= Design paradigm =

Paradigm from the sociology of science

The concept of design paradigms derives from the rather ambiguous idea of paradigm originating in the sociology of science, which carries at least two main meanings:

- As models, archetypes, or quintessential examples of solutions to problems. A 'paradigmatic design' in this sense, refers to a design solution that is considered by a community as being successful and influential. Usually success is associated to market share or some other measure of popularity, but this need not be the case. For instance, the eMate and other Apple Newton devices can be considered as paradigmatic because of their influence in subsequent designs, despite their commercial failure.
- As sociological paradigms, a design paradigm is the constellation of beliefs, rules, knowledge, etc. that is valid for a particular design community. Here a paradigm is not a particular solution, but rather the underlying system of ideas that causes a range of solutions to be 'normal' or 'obvious'. A current example is the laptop: as of 2010 the design paradigm of laptops includes a portable computer unit consisting of a QWERTY keyboard, a hinged screen, etc. Moreover, such device is assumed to be helpful in task such as education as in the One Laptop per Child project.

While the first meaning of "design paradigm" refers to exemplary design solutions that create "design trends", the second meaning refers to what a group of people expects from a type of design solutions.

The term "design paradigm" is used within the design professions, including architecture, industrial design and engineering design, to indicate an archetypal solution. Thus a Swiss Army Knife is a design paradigm illustrating the concept of a single object that changes configuration to address a number of problems.

Design paradigms have been introduced in a number of books including Design Paradigms: A Sourcebook for Creative Visualization by Warren Wake, and discussed in Design Paradigms: Case Histories of Error and Judgment in Engineering but never defined by Henry Petroski. This concept is close to design pattern coined by Christopher Alexander in A Pattern Language.

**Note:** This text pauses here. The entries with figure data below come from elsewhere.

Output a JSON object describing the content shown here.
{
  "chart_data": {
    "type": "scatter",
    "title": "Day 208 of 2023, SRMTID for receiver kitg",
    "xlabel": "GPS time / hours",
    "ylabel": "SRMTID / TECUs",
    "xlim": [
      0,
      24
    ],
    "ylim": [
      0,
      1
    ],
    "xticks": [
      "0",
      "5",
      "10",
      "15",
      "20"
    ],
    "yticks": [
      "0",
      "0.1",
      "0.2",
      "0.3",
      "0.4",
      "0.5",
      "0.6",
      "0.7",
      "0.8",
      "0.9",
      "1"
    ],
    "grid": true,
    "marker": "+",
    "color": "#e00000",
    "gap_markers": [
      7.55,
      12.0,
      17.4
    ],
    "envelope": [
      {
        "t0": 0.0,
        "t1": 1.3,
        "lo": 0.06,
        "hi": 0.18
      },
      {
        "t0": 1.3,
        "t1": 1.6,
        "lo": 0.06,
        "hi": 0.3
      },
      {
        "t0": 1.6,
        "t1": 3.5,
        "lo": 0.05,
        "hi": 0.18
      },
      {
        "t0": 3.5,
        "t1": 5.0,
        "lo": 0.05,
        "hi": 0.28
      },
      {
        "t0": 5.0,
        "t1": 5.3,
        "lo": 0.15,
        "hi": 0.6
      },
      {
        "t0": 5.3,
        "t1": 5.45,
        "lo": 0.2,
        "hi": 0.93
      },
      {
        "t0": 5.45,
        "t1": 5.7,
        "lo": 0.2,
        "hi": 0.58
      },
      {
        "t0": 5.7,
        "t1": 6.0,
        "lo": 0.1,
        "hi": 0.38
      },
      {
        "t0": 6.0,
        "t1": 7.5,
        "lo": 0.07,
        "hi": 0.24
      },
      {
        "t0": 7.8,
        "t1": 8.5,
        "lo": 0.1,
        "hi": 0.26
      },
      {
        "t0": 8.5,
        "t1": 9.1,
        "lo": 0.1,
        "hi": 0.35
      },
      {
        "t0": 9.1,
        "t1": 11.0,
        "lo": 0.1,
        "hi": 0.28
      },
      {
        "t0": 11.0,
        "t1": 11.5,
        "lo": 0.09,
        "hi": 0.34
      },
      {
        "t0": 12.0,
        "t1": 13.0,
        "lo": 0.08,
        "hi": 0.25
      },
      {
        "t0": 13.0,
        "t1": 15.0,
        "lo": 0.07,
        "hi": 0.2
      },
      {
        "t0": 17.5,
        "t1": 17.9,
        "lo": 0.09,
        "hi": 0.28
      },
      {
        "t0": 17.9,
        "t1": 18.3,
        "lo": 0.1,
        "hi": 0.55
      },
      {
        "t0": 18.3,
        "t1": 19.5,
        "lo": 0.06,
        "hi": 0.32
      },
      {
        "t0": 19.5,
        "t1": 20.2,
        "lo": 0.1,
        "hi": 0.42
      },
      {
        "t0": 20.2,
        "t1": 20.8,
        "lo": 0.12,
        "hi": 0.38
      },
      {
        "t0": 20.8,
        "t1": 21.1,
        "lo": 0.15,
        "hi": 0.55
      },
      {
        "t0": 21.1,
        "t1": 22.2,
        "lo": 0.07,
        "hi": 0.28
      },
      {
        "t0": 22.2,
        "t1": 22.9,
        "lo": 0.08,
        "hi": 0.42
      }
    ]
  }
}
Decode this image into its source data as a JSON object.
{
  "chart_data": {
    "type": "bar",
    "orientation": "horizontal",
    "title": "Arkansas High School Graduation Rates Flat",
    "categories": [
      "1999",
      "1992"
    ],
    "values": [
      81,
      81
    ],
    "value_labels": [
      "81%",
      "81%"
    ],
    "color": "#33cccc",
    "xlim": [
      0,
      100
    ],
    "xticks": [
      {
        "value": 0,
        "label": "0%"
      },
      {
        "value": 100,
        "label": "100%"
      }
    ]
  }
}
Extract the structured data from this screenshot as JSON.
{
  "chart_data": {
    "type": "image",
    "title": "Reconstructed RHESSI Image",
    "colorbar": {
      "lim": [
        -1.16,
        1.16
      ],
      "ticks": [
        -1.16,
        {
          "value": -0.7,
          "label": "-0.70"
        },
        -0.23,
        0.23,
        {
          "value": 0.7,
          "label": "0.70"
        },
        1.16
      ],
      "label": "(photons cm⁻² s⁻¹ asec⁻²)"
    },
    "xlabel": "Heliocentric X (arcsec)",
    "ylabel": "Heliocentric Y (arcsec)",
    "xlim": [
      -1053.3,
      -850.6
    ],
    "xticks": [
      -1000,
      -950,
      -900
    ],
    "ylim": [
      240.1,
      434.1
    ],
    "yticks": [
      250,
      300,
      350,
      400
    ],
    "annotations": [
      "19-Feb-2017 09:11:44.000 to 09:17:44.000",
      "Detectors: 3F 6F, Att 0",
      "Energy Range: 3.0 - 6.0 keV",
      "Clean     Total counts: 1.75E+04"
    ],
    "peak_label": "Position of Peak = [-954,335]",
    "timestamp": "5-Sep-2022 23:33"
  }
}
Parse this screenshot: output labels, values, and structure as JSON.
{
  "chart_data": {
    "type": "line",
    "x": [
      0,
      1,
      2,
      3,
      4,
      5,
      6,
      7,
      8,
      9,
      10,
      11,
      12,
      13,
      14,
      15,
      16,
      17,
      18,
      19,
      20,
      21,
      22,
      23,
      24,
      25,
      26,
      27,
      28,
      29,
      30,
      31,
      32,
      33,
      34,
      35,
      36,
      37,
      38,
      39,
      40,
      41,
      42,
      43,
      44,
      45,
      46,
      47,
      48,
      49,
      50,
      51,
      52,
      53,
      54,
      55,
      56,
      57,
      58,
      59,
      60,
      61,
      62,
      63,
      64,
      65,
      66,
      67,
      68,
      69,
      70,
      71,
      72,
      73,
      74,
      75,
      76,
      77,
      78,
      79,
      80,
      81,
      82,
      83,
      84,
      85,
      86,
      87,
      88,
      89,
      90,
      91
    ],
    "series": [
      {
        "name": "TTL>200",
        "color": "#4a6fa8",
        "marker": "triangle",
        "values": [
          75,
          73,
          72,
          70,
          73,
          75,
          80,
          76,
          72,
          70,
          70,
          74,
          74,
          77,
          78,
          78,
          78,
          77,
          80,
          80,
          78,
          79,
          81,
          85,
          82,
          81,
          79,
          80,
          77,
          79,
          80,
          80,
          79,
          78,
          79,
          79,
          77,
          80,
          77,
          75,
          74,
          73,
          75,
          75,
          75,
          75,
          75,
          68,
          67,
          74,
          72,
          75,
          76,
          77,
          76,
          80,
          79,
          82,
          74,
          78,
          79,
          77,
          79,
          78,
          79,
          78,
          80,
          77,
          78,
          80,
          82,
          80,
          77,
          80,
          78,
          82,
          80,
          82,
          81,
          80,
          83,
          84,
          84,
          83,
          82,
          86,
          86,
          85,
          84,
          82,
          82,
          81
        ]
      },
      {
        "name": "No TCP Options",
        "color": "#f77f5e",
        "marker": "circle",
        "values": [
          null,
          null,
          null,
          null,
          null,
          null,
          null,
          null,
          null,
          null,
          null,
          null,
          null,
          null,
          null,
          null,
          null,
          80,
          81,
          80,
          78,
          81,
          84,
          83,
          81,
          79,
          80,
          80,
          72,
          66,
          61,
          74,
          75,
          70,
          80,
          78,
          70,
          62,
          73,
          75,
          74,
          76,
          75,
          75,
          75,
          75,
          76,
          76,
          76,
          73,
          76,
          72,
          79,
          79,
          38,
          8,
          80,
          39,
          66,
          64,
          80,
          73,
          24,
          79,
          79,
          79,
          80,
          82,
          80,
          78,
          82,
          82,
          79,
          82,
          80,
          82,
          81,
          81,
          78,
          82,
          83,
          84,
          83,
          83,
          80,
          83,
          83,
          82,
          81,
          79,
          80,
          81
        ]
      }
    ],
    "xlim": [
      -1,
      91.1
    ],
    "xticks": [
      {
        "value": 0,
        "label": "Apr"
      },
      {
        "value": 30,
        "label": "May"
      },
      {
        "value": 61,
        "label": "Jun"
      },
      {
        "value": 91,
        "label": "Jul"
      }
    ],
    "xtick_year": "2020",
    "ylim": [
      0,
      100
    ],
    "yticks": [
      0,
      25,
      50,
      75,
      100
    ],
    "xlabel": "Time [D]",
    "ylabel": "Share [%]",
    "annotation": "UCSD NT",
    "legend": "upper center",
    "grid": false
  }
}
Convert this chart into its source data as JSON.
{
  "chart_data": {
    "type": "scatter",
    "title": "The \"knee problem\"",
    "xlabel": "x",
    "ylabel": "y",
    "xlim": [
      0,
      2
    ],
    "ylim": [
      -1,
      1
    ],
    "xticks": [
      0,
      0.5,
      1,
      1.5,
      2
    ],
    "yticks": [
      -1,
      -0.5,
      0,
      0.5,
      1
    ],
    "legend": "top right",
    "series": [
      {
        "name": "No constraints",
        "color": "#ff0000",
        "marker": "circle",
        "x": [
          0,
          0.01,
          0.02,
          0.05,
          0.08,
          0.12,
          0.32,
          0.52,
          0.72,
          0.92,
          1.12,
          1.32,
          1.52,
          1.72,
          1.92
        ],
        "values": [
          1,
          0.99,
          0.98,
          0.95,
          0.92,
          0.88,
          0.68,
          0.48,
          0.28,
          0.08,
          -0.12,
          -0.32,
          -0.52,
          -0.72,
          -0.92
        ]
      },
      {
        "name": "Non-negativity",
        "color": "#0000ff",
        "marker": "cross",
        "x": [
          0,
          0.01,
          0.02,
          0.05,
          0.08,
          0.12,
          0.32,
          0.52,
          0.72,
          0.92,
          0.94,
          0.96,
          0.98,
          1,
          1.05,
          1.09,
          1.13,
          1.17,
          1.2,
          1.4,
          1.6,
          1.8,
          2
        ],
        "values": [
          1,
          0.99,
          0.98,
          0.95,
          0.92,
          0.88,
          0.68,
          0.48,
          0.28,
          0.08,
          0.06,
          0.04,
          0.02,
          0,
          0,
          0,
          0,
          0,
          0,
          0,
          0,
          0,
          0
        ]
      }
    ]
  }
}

Design paradigms can be used either to describe a design solution, or as an approach to design problem solving. Problem solving occurs through a process of abstraction and characterization of design solutions, with subsequent categorization into problem solving types. The approach is akin to the use of metaphor in language; metaphors are used to help explain concepts that are new or unfamiliar, and to bridge between a problem we understand and a problem we don't. Design paradigms then can be seen as higher order metaphors; as the often three-dimensional distillation of a working relationship between parts, between groups of things, between the known and the unknown. In this sense, a bridge is a paradigm of the connection between the known and the unknown, and the functional equivalent of a physical bridge is consequently used in many fields from computer hardware to musical composition.

The design paradigms concept has proven so powerful in traditional fields of design, that it has inspired a branch of computer science, where computational analogies to design paradigms are commonly called software design patterns. Importantly however, in design professions the term "design pattern" usually describes a 2-dimensional structure, whereas the term "design paradigm" (or model) usually implies a higher order, having 3 or more dimensions.